Providing therapy for a patient with Parkinson's disease is different from addressing abnormality of gait caused by a sedentary lifestyle, Hansell points out. Parkinson's has a neurological component and the patient won't always respond to treatment. So listing 781.2 (Abnormality of gait) rather than 332.0 doesn't really address the care your therapist is providing in this case.

A therapist providing treatment for a Parkinson's patient experiencing abnormality of gait is doing more than just gait training, Twombly says. Don't sell your agency short.

Caution: Don't list 781.2 if it's redundant, Hansell says. With some underlying diagnoses, 781.2 "just takes up space. For example, if your patient has a lower extremity fracture, of course he has abnormality of gait," she says. The same goes for coding muscle weakness in a patient with congestive heart failure. Muscle weakness is generally a result of the CHF, so there's no need to list an additional code for it.

List a Symptom Code for Unknown Pathology

Sometimes you just can't drill down to the pathology for a therapy patient. In these cases, you can list a symptom code.

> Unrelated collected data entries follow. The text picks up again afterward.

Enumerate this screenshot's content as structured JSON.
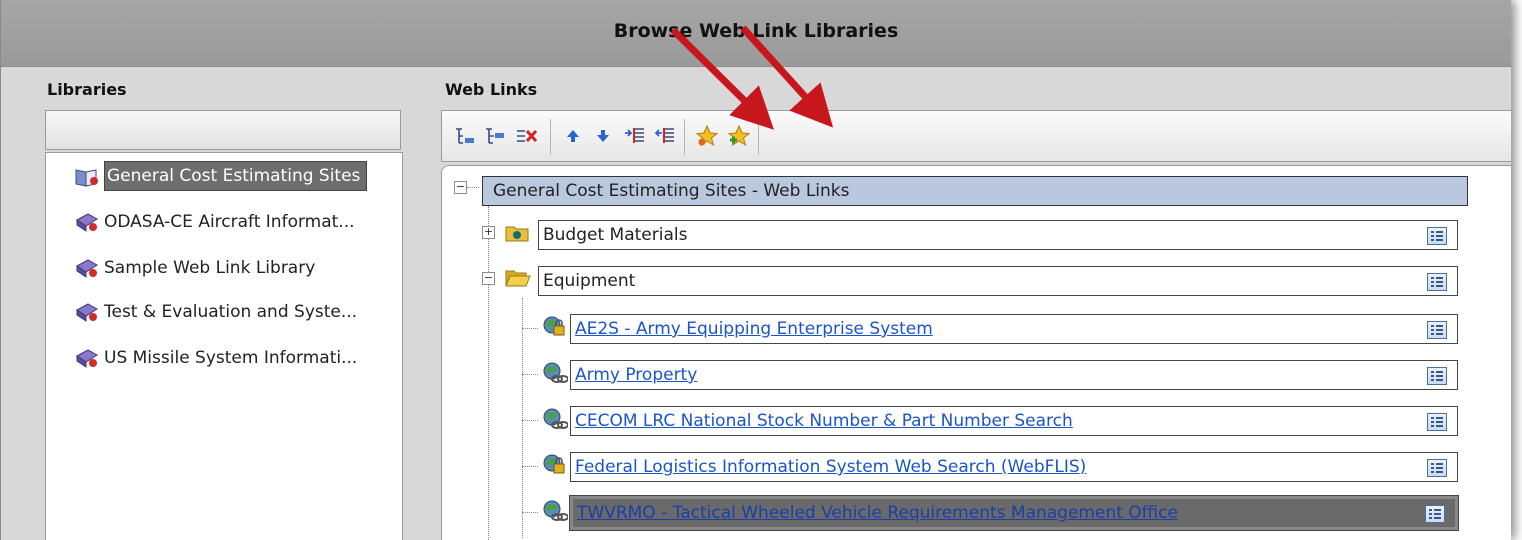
{
  "window": {
    "title": "Browse Web Link Libraries"
  },
  "libraries": {
    "label": "Libraries",
    "items": [
      {
        "label": "General Cost Estimating Sites",
        "icon": "library-open-icon",
        "selected": true
      },
      {
        "label": "ODASA-CE Aircraft Informat...",
        "icon": "library-book-icon",
        "selected": false
      },
      {
        "label": "Sample Web Link Library",
        "icon": "library-book-icon",
        "selected": false
      },
      {
        "label": "Test & Evaluation and Syste...",
        "icon": "library-book-icon",
        "selected": false
      },
      {
        "label": "US Missile System Informati...",
        "icon": "library-book-icon",
        "selected": false
      }
    ]
  },
  "weblinks": {
    "label": "Web Links",
    "toolbar": [
      "add-folder-icon",
      "add-link-icon",
      "delete-icon",
      "move-up-icon",
      "move-down-icon",
      "indent-icon",
      "outdent-icon",
      "favorite-star-icon",
      "add-favorite-star-icon"
    ],
    "tree": {
      "root": "General Cost Estimating Sites - Web Links",
      "folders": [
        {
          "label": "Budget Materials",
          "expanded": false
        },
        {
          "label": "Equipment",
          "expanded": true,
          "links": [
            "AE2S - Army Equipping Enterprise System",
            "Army Property",
            "CECOM LRC National Stock Number & Part Number Search",
            "Federal Logistics Information System Web Search (WebFLIS)",
            "TWVRMO - Tactical Wheeled Vehicle Requirements Management Office"
          ]
        }
      ]
    }
  },
  "colors": {
    "annotation_arrow": "#c8161d",
    "selection": "#6e6e6e",
    "root_highlight": "#b9c8df",
    "link": "#1a55c9"
  }
}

Generally, you want to find the underlying diagnosis, Hansell says. "She doesn't get around much" should prompt you to dig into what's underneath that. But "occasionally, when you're seeing a patient for weakness, especially during flu season, you can't get past 'he's weak,'" Hansell says. "Sometimes you can't drill down enough."

For example, your patient is sedentary, not going out, not getting up. Therapy is there just to deal with the weakness and abnormality of gait due to a sedentary lifestyle. That's where symptom codes such as 781.2, 728.87 (Muscle weakness [generalized]), and 780.79 (Other malaise and fatigue) come in, Hansell says.